In recent days I watched a pair of Max Landis movies, Mr. Right (2015) and Victor Frankenstein (2015).
I'd heard screenwriter Max Landis speak on a few podcasts in the last year where he was very free to open up a notebook's worth of plot ideas so I'm always interested to see what results of his screenplays. It's quite enjoyable to hear his enthusiasm for stories, playing with genres, and for taking chances on pitches and scripts. He did run into a bit of a problem where he called Rey in The Force Awakens a "Peggy Sue" character, meaning a character (usually female) that is inserted as a surrogate of the author to befriend established characters while being perfectly skilled to the point that it nullifies conflict in the story and tends to be a flat and boring character. His analysis was pretty soundly disputed by others and I'm not sure it's the best introduction of him to people who might not know the names of the screenwriters of the movies they see.
I had seen the first two movies he had written, Chronicle, and American Ultra, and had kind of mixed feelings about both of them. I didn't have negative feelings, it's just that they're both very ambitious movies that do not fall into a cookie cutters for genres. Chronicle is a found footage, superhero, high school, and villain origin story. It's incredibly well put together with the characters, special effects, use of fictional found footage but the moody high schooler side of it made it a one viewing movie for me, a movie I liked, but not one I wanted to see a second time.
American Ultra didn't do especially well, kind of because of the polarizing lead actors Jessie Eisenberg and Kristin Stewart. It is also a movie with a dirty look. Everything looks greasy and smelly as it follows a pothead couple, but the action and the story is really quite engaging and fun to get into conspiracy theories around the Ultra program.
Mr. Right feels like it comes from the same universe as American Ultra, and even mentions the ultra program early in the film, but it succeeds better than any other Max Landis movie I've seen. It is a perfect success of a film even though it didn't get much exposure in theaters. Some of it has to do with the leads Sam Rockwell and Anna Kendrick are both incredibly charismatic actors and sticking them in a brutally violent action movie.

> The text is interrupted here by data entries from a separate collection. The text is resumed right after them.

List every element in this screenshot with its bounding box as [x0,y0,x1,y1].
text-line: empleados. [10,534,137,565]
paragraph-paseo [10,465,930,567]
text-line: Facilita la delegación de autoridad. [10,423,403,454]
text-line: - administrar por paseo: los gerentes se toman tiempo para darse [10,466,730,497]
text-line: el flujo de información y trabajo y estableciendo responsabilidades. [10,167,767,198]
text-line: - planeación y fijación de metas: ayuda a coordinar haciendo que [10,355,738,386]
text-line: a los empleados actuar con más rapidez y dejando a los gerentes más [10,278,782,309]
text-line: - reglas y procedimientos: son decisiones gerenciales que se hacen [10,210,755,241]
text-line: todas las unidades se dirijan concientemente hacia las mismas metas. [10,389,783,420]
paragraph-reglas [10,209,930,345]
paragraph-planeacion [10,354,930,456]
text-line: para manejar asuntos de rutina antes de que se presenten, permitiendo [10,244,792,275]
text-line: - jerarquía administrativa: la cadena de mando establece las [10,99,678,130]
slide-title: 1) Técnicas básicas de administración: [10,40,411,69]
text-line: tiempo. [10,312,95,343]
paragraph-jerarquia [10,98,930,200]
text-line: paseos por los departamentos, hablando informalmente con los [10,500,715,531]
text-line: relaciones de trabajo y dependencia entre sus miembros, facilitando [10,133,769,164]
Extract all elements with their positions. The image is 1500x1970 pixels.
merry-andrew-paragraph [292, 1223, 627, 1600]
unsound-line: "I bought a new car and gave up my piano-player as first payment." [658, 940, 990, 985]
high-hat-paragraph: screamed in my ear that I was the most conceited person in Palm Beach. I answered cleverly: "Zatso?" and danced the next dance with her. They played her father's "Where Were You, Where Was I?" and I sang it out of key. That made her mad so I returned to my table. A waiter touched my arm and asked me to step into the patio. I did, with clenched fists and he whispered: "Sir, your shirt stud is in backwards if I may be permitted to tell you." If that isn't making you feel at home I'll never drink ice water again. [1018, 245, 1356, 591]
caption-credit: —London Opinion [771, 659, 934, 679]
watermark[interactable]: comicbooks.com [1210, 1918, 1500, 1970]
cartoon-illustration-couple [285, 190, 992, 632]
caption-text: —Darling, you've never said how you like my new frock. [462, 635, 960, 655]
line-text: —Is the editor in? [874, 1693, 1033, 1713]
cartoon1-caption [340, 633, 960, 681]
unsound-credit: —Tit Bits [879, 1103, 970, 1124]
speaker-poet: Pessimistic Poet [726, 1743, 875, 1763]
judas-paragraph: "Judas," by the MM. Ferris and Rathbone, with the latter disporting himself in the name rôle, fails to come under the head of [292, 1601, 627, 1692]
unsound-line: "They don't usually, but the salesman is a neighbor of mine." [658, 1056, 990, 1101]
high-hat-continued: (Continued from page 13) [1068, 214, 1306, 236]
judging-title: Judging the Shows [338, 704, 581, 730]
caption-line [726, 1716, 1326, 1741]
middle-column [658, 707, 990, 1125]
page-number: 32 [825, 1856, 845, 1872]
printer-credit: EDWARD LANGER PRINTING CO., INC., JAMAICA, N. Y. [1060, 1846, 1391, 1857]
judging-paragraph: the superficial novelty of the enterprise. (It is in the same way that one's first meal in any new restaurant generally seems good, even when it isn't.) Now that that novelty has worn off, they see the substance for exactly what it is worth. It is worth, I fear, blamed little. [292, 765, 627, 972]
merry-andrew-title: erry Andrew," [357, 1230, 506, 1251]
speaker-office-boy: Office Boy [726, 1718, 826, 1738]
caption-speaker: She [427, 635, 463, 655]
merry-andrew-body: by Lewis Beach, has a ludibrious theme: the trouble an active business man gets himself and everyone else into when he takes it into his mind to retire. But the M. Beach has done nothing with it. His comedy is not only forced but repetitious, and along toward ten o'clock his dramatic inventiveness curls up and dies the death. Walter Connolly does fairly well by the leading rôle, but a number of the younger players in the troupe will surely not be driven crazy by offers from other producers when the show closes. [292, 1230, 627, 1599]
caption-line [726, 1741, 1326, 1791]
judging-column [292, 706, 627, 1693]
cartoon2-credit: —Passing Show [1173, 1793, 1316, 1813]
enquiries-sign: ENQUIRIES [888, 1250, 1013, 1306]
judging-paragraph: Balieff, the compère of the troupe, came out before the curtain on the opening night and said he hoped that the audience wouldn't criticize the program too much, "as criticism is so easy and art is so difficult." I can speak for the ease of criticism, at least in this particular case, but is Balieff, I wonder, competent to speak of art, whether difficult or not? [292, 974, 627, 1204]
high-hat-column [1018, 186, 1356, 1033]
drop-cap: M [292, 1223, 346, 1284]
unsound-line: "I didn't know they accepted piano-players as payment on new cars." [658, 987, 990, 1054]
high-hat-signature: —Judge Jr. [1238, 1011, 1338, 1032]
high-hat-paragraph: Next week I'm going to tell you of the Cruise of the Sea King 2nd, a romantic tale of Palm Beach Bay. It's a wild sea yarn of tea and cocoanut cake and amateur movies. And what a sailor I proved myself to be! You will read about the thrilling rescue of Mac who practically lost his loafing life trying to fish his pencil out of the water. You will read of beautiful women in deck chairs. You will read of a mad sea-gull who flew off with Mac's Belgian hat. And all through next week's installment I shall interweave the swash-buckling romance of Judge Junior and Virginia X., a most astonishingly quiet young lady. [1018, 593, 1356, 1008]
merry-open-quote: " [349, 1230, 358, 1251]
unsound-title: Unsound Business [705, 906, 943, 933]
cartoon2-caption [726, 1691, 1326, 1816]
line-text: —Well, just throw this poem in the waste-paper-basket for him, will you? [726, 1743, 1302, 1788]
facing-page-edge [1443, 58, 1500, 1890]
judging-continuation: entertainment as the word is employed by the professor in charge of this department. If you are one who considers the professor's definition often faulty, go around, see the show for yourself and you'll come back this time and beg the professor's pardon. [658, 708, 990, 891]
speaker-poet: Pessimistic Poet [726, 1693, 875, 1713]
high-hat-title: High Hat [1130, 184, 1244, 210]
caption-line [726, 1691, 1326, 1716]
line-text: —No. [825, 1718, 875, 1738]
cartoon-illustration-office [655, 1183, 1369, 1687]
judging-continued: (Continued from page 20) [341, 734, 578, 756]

It might be that this is the first of Landis's screenplays that he is also an executive producer and perhaps this is allowing more of the vision of the screenplay to make it to the screen.
Mr. Right is a hitman/spy movie smashed into a romantic comedy with a little bit of superpowers or psychic-like powers. Anna Kendrick's character could have been the cliche "manic pixie dream girl" but instead is a flawed and funny character who has her own struggles in love rather than saving the main male character they help each other reconcile some of their flaws. It also confronts the concept of onscreen deaths in film and the morality of killing by an action hero and gets interestingly nuanced in the debate that occurs in the movie both through dialogue and actions.
I was so encouraged by Mr. Right that I decided to watch another movie from Max Landis last year, Victor Frankenstein. This movie loses focus at times, forgets what works best in early parts of the story by the time it gets to later parts, and oddly confuses the stakes in the movie. I feel like the screenplay is probably better than the final outcome, although there are some interesting pieces. I thought I was going to like this early on because the main actors have a lot of charm. James McAvoy is fun to watch (although it's hard to trust he has truly gone "mad" as narrated later in the movie), Daniel Radcliffe acts his balls off as Igor, and it was great to see Downton Abby alum Jessica Brown Findley carries a lot of good faith from her woman's rights hero Downton character.
These three main character share the screen in a very interesting scene early on where Radcliffe and McAvoy perform a medical procedure on Findley in a way that feels more like an action scene, a stylized fight scene, than something from a medical drama. For a movie with more than one re-animated corpse the coolest special effect is superimposing Grey's Anatomy sketches over Findley's body to show what is medically happening to the character. This is an effect that could have been used again in the movie, or played off of, or expanded, but it is shown then forgotten.
There are a lot of ideas in this movie and they end up suffocating each other. There is a buddy movie that works pretty well, a love story that needs a little more foundation, a murder mystery that is forgotten, a family drama that drifts in and out and comes out confusing, and a story about monetizing science to the detriment of progress that should have worked but felt like it came out of nowhere as a plot device to get Frankenstein in a castle but didn't feel like it altered the stakes.
I'm going to finish up by talking about Landis's next big project to come, apparently, Power Rangers. This was a show that was easy to enjoy when I was little for the campy action scenes, and I probably wouldn't see this movie if there wasn't the promise it'll swing for the fences with Landis's hands on it. I had seen a new commercial for it recently and had also been watching 30 Rock before bed so the other night I had a dream about this Power Rangers movie. The gist of my dream was that Judah Friedlander was playing the red Power Ranger and when I thought about it after waking up I realized it's not as crazy of a casting idea. I never like when an action hero has too much of a physique and I always felt like the Power Rangers got special skills by wearing their costumes, so why not make the alter ego of one be more average (and older) as well as having a funny personality. It would also be great to see what he would have written on his hat he would wear over the helmet.